Мимоходом замечу, что так на меня действует именно Германия. В Лондоне, например, у меня нет желания зайти в каждый паб, попадающийся на глаза, как нет желания отведать вина в любой забегаловке на наших родных просторах. (Но в Лондоне у меня другое - там я пялюсь на людей так, что они даже хмурятся. Об этом - как нибудь позже.)

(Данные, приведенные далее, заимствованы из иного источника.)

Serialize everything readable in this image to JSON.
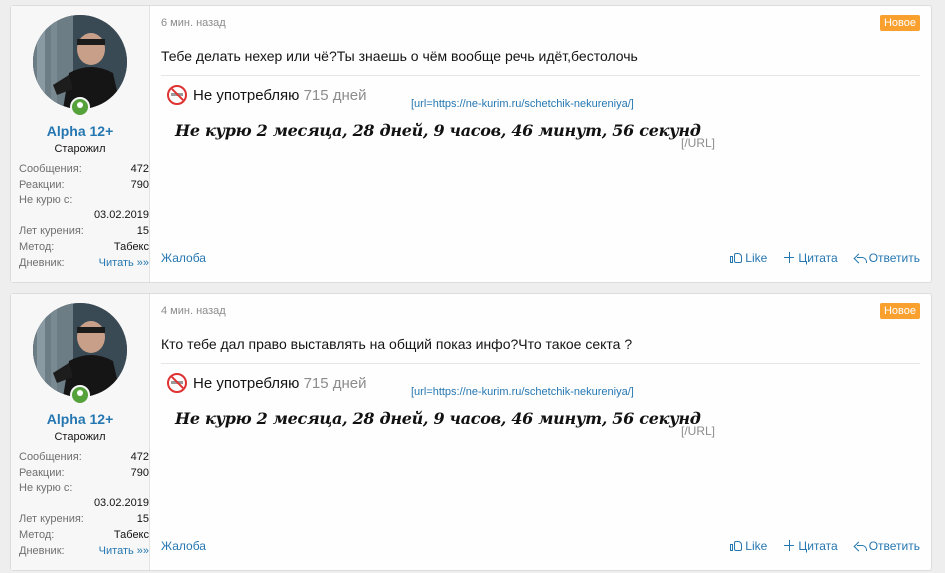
{
  "posts": [
    {
      "user": {
        "name": "Alpha 12+",
        "title": "Старожил",
        "messages_label": "Сообщения:",
        "messages": "472",
        "reactions_label": "Реакции:",
        "reactions": "790",
        "nosmoke_label": "Не курю с:",
        "nosmoke_date": "03.02.2019",
        "years_label": "Лет курения:",
        "years": "15",
        "method_label": "Метод:",
        "method": "Табекс",
        "diary_label": "Дневник:",
        "diary": "Читать »»"
      },
      "time": "6 мин. назад",
      "badge": "Новое",
      "message": "Тебе делать нехер или чё?Ты знаешь о чём вообще речь идёт,бестолочь",
      "signature": {
        "text": "Не употребляю",
        "days": "715 дней",
        "url": "[url=https://ne-kurim.ru/schetchik-nekureniya/]",
        "counter": "Не курю  2 месяца, 28 дней, 9 часов, 46 минут, 56 секунд",
        "close": "[/URL]"
      },
      "report": "Жалоба",
      "like": "Like",
      "quote": "Цитата",
      "reply": "Ответить"
    },
    {
      "user": {
        "name": "Alpha 12+",
        "title": "Старожил",
        "messages_label": "Сообщения:",
        "messages": "472",
        "reactions_label": "Реакции:",
        "reactions": "790",
        "nosmoke_label": "Не курю с:",
        "nosmoke_date": "03.02.2019",
        "years_label": "Лет курения:",
        "years": "15",
        "method_label": "Метод:",
        "method": "Табекс",
        "diary_label": "Дневник:",
        "diary": "Читать »»"
      },
      "time": "4 мин. назад",
      "badge": "Новое",
      "message": "Кто тебе дал право выставлять на общий показ инфо?Что такое секта ?",
      "signature": {
        "text": "Не употребляю",
        "days": "715 дней",
        "url": "[url=https://ne-kurim.ru/schetchik-nekureniya/]",
        "counter": "Не курю  2 месяца, 28 дней, 9 часов, 46 минут, 56 секунд",
        "close": "[/URL]"
      },
      "report": "Жалоба",
      "like": "Like",
      "quote": "Цитата",
      "reply": "Ответить"
    }
  ],
  "colors": {
    "link": "#2577b1",
    "badge": "#f9a02f",
    "online": "#55a13c"
  }
}
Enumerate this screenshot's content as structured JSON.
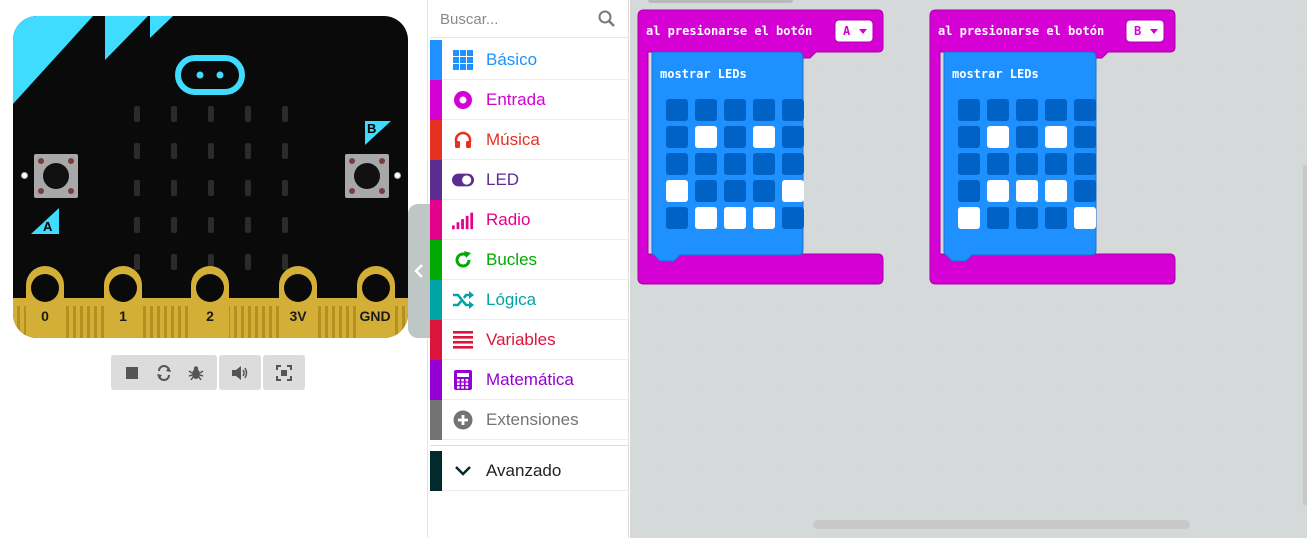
{
  "simulator": {
    "button_a_label": "A",
    "button_b_label": "B",
    "pins": [
      "0",
      "1",
      "2",
      "3V",
      "GND"
    ],
    "toolbar_icons": [
      "stop-icon",
      "restart-icon",
      "debug-icon",
      "sound-icon",
      "fullscreen-icon"
    ]
  },
  "toolbox": {
    "search_placeholder": "Buscar...",
    "categories": [
      {
        "label": "Básico",
        "color": "#1e90ff",
        "icon": "grid-icon"
      },
      {
        "label": "Entrada",
        "color": "#d400d4",
        "icon": "target-icon"
      },
      {
        "label": "Música",
        "color": "#e63022",
        "icon": "headphones-icon"
      },
      {
        "label": "LED",
        "color": "#5c2d91",
        "icon": "toggle-icon"
      },
      {
        "label": "Radio",
        "color": "#e3008c",
        "icon": "signal-icon"
      },
      {
        "label": "Bucles",
        "color": "#00aa00",
        "icon": "refresh-icon"
      },
      {
        "label": "Lógica",
        "color": "#00a4a6",
        "icon": "shuffle-icon"
      },
      {
        "label": "Variables",
        "color": "#dc143c",
        "icon": "lines-icon"
      },
      {
        "label": "Matemática",
        "color": "#9400d3",
        "icon": "calculator-icon"
      },
      {
        "label": "Extensiones",
        "color": "#737373",
        "icon": "plus-circle-icon"
      }
    ],
    "advanced": {
      "label": "Avanzado",
      "color": "#012a2d",
      "icon": "chevron-down-icon"
    }
  },
  "workspace": {
    "blocks": [
      {
        "event_label": "al presionarse el botón",
        "button": "A",
        "inner_label": "mostrar LEDs",
        "leds": [
          [
            0,
            0,
            0,
            0,
            0
          ],
          [
            0,
            1,
            0,
            1,
            0
          ],
          [
            0,
            0,
            0,
            0,
            0
          ],
          [
            1,
            0,
            0,
            0,
            1
          ],
          [
            0,
            1,
            1,
            1,
            0
          ]
        ]
      },
      {
        "event_label": "al presionarse el botón",
        "button": "B",
        "inner_label": "mostrar LEDs",
        "leds": [
          [
            0,
            0,
            0,
            0,
            0
          ],
          [
            0,
            1,
            0,
            1,
            0
          ],
          [
            0,
            0,
            0,
            0,
            0
          ],
          [
            0,
            1,
            1,
            1,
            0
          ],
          [
            1,
            0,
            0,
            0,
            1
          ]
        ]
      }
    ]
  },
  "colors": {
    "input_block": "#d400d4",
    "basic_block": "#1e90ff",
    "led_off": "#0062c4",
    "led_on": "#ffffff",
    "board_accent": "#3fdcff",
    "pin_gold": "#d4af37"
  }
}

Итак, оказавшись во Франкфурте, я вдруг остался один. То есть, мои орлы-работодатели пообещали мне зайти в гостинницу перед ужином, я ждал их, ждал, и вдруг понял, что они не зайдут. То ли вожжаться с наемным работником, как с человеком было для них "странновато", что часто бывает у наших издателей, то ли они устали от меня, то ли у них в самом деле не получилось - кто знает. Факт остается фактом - они не зашли, и это каким-то образом разом освободило некую пружину у меня в сознании. Я понял, что нахожусь в интереснейшем и древнейшем месте Европы, сам по себе, и меня мало что сдерживает.

Есть хотело ужасно. Ту кучу каталогов, которую я обязан был прочитать, поджидая начальство, я попросту спихнул под кровать, в надежде, что уборщица не пример их за мусор и не выкинет вместе с пустыми банками из номера, принял душ, потому что чувствовал себя разбитым и усталым от всех этих ярмарок и встреч, а мне хотелось быть свежим, переоделся и отправился... Скажем так - ужинать. Но я заранее знал, что просто так этот вечер не кончится.

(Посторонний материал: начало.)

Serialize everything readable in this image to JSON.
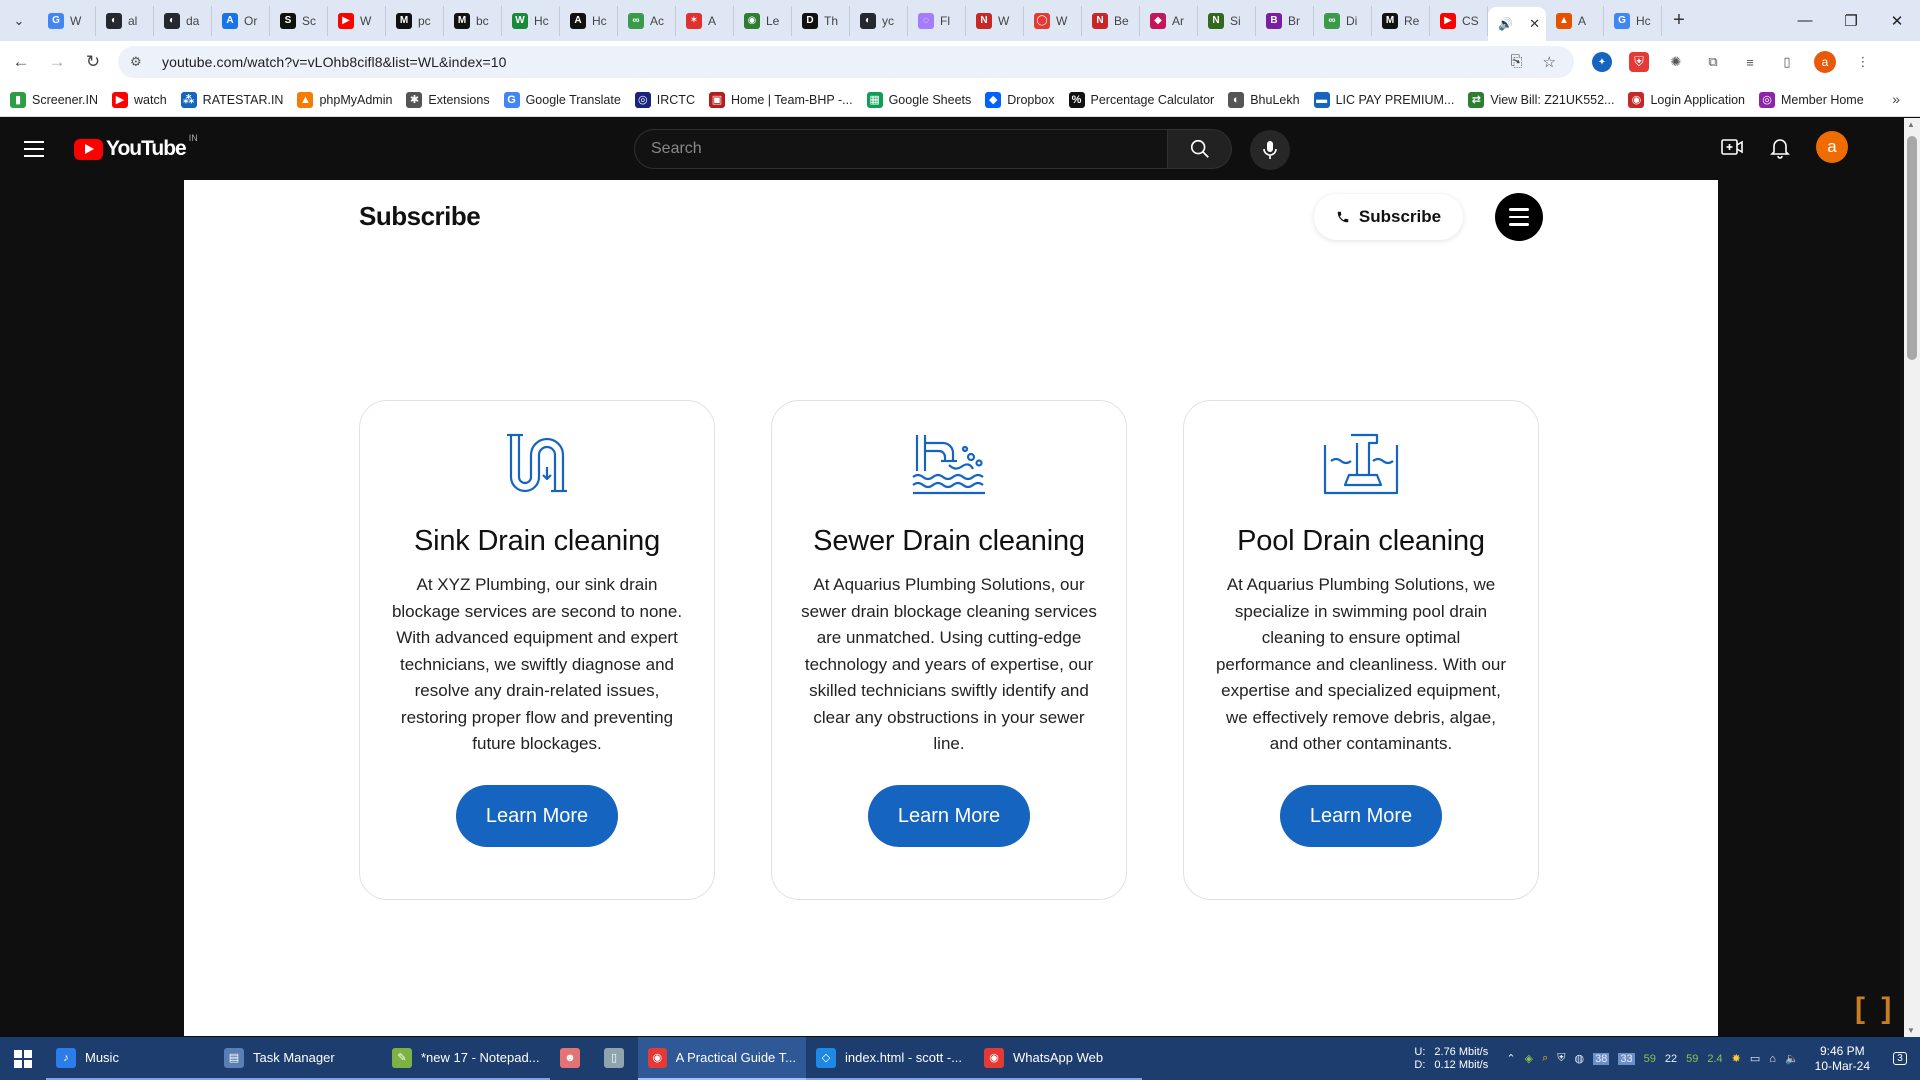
{
  "browser": {
    "tabs": [
      {
        "icon": "G",
        "label": "W",
        "color": "#4285f4"
      },
      {
        "icon": "◐",
        "label": "al",
        "color": "#24292f"
      },
      {
        "icon": "◐",
        "label": "da",
        "color": "#24292f"
      },
      {
        "icon": "A",
        "label": "Or",
        "color": "#1a73e8"
      },
      {
        "icon": "S",
        "label": "Sc",
        "color": "#111111"
      },
      {
        "icon": "▶",
        "label": "W",
        "color": "#ff0000"
      },
      {
        "icon": "M",
        "label": "pc",
        "color": "#111111"
      },
      {
        "icon": "M",
        "label": "bc",
        "color": "#111111"
      },
      {
        "icon": "W",
        "label": "Hc",
        "color": "#1a8a3a"
      },
      {
        "icon": "A",
        "label": "Hc",
        "color": "#111111"
      },
      {
        "icon": "∞",
        "label": "Ac",
        "color": "#3a9a4a"
      },
      {
        "icon": "✶",
        "label": "A",
        "color": "#e03030"
      },
      {
        "icon": "◉",
        "label": "Le",
        "color": "#2e7d32"
      },
      {
        "icon": "D",
        "label": "Th",
        "color": "#111111"
      },
      {
        "icon": "◐",
        "label": "yc",
        "color": "#24292f"
      },
      {
        "icon": "◌",
        "label": "Fl",
        "color": "#a67cff"
      },
      {
        "icon": "N",
        "label": "W",
        "color": "#c62828"
      },
      {
        "icon": "◯",
        "label": "W",
        "color": "#e53935"
      },
      {
        "icon": "N",
        "label": "Be",
        "color": "#c62828"
      },
      {
        "icon": "◆",
        "label": "Ar",
        "color": "#c2185b"
      },
      {
        "icon": "N",
        "label": "Si",
        "color": "#33691e"
      },
      {
        "icon": "B",
        "label": "Br",
        "color": "#7b1fa2"
      },
      {
        "icon": "∞",
        "label": "Di",
        "color": "#3a9a4a"
      },
      {
        "icon": "M",
        "label": "Re",
        "color": "#111111"
      },
      {
        "icon": "▶",
        "label": "CS",
        "color": "#ff0000"
      }
    ],
    "active_tab": {
      "icon": "🔊",
      "close": "✕"
    },
    "tabs_after": [
      {
        "icon": "▲",
        "label": "A",
        "color": "#e65100"
      },
      {
        "icon": "G",
        "label": "Hc",
        "color": "#4285f4"
      }
    ],
    "new_tab": "+",
    "window_controls": {
      "minimize": "—",
      "restore": "❐",
      "close": "✕"
    },
    "url": "youtube.com/watch?v=vLOhb8cifl8&list=WL&index=10",
    "profile_letter": "a"
  },
  "bookmarks": [
    {
      "label": "Screener.IN",
      "icon": "▮",
      "color": "#2e9e44"
    },
    {
      "label": "watch",
      "icon": "▶",
      "color": "#ff0000"
    },
    {
      "label": "RATESTAR.IN",
      "icon": "⁂",
      "color": "#1565c0"
    },
    {
      "label": "phpMyAdmin",
      "icon": "▲",
      "color": "#f57c00"
    },
    {
      "label": "Extensions",
      "icon": "✱",
      "color": "#555555"
    },
    {
      "label": "Google Translate",
      "icon": "G",
      "color": "#4285f4"
    },
    {
      "label": "IRCTC",
      "icon": "◎",
      "color": "#1a237e"
    },
    {
      "label": "Home | Team-BHP -...",
      "icon": "▣",
      "color": "#b71c1c"
    },
    {
      "label": "Google Sheets",
      "icon": "▦",
      "color": "#0f9d58"
    },
    {
      "label": "Dropbox",
      "icon": "◆",
      "color": "#0061ff"
    },
    {
      "label": "Percentage Calculator",
      "icon": "%",
      "color": "#111111"
    },
    {
      "label": "BhuLekh",
      "icon": "◐",
      "color": "#555555"
    },
    {
      "label": "LIC PAY PREMIUM...",
      "icon": "▬",
      "color": "#1565c0"
    },
    {
      "label": "View Bill: Z21UK552...",
      "icon": "⇄",
      "color": "#2e7d32"
    },
    {
      "label": "Login Application",
      "icon": "◉",
      "color": "#c62828"
    },
    {
      "label": "Member Home",
      "icon": "◎",
      "color": "#8e24aa"
    }
  ],
  "youtube": {
    "wordmark": "YouTube",
    "country": "IN",
    "search_placeholder": "Search",
    "avatar_letter": "a"
  },
  "site": {
    "logo": "Subscribe",
    "subscribe_button": "Subscribe",
    "cards": [
      {
        "title": "Sink Drain cleaning",
        "body": "At XYZ Plumbing, our sink drain blockage services are second to none. With advanced equipment and expert technicians, we swiftly diagnose and resolve any drain-related issues, restoring proper flow and preventing future blockages.",
        "button": "Learn More"
      },
      {
        "title": "Sewer Drain cleaning",
        "body": "At Aquarius Plumbing Solutions, our sewer drain blockage cleaning services are unmatched. Using cutting-edge technology and years of expertise, our skilled technicians swiftly identify and clear any obstructions in your sewer line.",
        "button": "Learn More"
      },
      {
        "title": "Pool Drain cleaning",
        "body": "At Aquarius Plumbing Solutions, we specialize in swimming pool drain cleaning to ensure optimal performance and cleanliness. With our expertise and specialized equipment, we effectively remove debris, algae, and other contaminants.",
        "button": "Learn More"
      }
    ],
    "accent_color": "#1565c0"
  },
  "taskbar": {
    "apps": [
      {
        "label": "Music",
        "icon": "♪",
        "color": "#2b7de9",
        "state": "open"
      },
      {
        "label": "Task Manager",
        "icon": "▤",
        "color": "#5a7fb5",
        "state": "open"
      },
      {
        "label": "*new 17 - Notepad...",
        "icon": "✎",
        "color": "#7cb342",
        "state": "open"
      },
      {
        "label": "",
        "icon": "☻",
        "color": "#e57373",
        "state": "plain"
      },
      {
        "label": "",
        "icon": "▯",
        "color": "#90a4ae",
        "state": "plain"
      },
      {
        "label": "A Practical Guide T...",
        "icon": "◉",
        "color": "#e53935",
        "state": "active"
      },
      {
        "label": "index.html - scott -...",
        "icon": "◇",
        "color": "#1e88e5",
        "state": "open"
      },
      {
        "label": "WhatsApp Web",
        "icon": "◉",
        "color": "#e53935",
        "state": "open"
      }
    ],
    "net_up_label": "U:",
    "net_up": "2.76 Mbit/s",
    "net_down_label": "D:",
    "net_down": "0.12 Mbit/s",
    "tray_values": [
      "59",
      "22",
      "59",
      "2.4"
    ],
    "time": "9:46 PM",
    "date": "10-Mar-24",
    "notifications": "3"
  }
}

Сначала я зашел в китайский ресторанчик, где как-то раз уже ел утку по-пекински, и так объелся, что догадался - мне подсунули порцию на двоих (как минимум), чтобы содрать стоимость посолиднее. Кроме того, мне хотелось побывать в местах для меня новых. Я отправился дальше, попал в какой-то совсем уж чиновный район, где были офисы и многоэтажные стоянки для машин, причем для тех, которые уже невозможно было размещать перед собственным домом, то есть, вторые или третьи "моторы" на семью. Вышел, разумеется, к Майнцу, который мне очень нравится как река, главным образом потому, что очень живой - корабли, утки и лебеди шастали по нему туда-сюда, но ни волн ни шума не создают. Кстати, тут уже было изрядно бомжей, поэтому пришлось снова углубиться в город.

Так я дошел до "Афро-Азиатского ресторана" - это название, не что-нибудь. Практически, как я понял позже, это был район городского порта, неподалеку от причальных стенок, стоянок кораблей, гостнниц для моряков, гостинниц на час и... соответсвующим набором услуг. В этом ресторанчике я что-то ел, причем - редкий случай - мне не понравилось. Чтобы в немецком ресторане что-то не понравилось - это нужно уметь! Но вот, в моей жизни случилось и такое.

Потом я пересел к стойке, заказал себе пиво, и стал изучать зеркало, построенное так, чтобы бармены могли увидеть лица людей, направляющихся к выходу. Вероятно, это было нужно для того, чтобы определить - заплативший клиент их покидает, или халявщик. Зеркало было примечательным, оно давало возможность заглядывать во все закутки бара, причем не все клиенты об этом подозревали... В общем, откровенная, но действенная штука.

Около меня оказался журнал, немецкий. С одними рекламами. Они были так откровенны и остроумны, что я стал думать, сумею ли, не зная немецкого, угадать смысл сообщения. Не всегда это удавалось, но в некоторых случаях - я уверен, удавалось. Тогда я торжествовал. Вдруг выяснилось, что я выпил уже три или даже четыре пива. Я пошел отлить, а когда вернулся, "мой" журнал смотрел другой парень, черненький.

Мы разговорились, конечно, по-английски. Он оказался литератором из Португалии, написал почти дюжину детских книжек, и вот теперь немцы взялись переводить его тут, в Германии. Я взял у него автограф. Он спросил, а что я? И тогдя я понял, что начинаю врать.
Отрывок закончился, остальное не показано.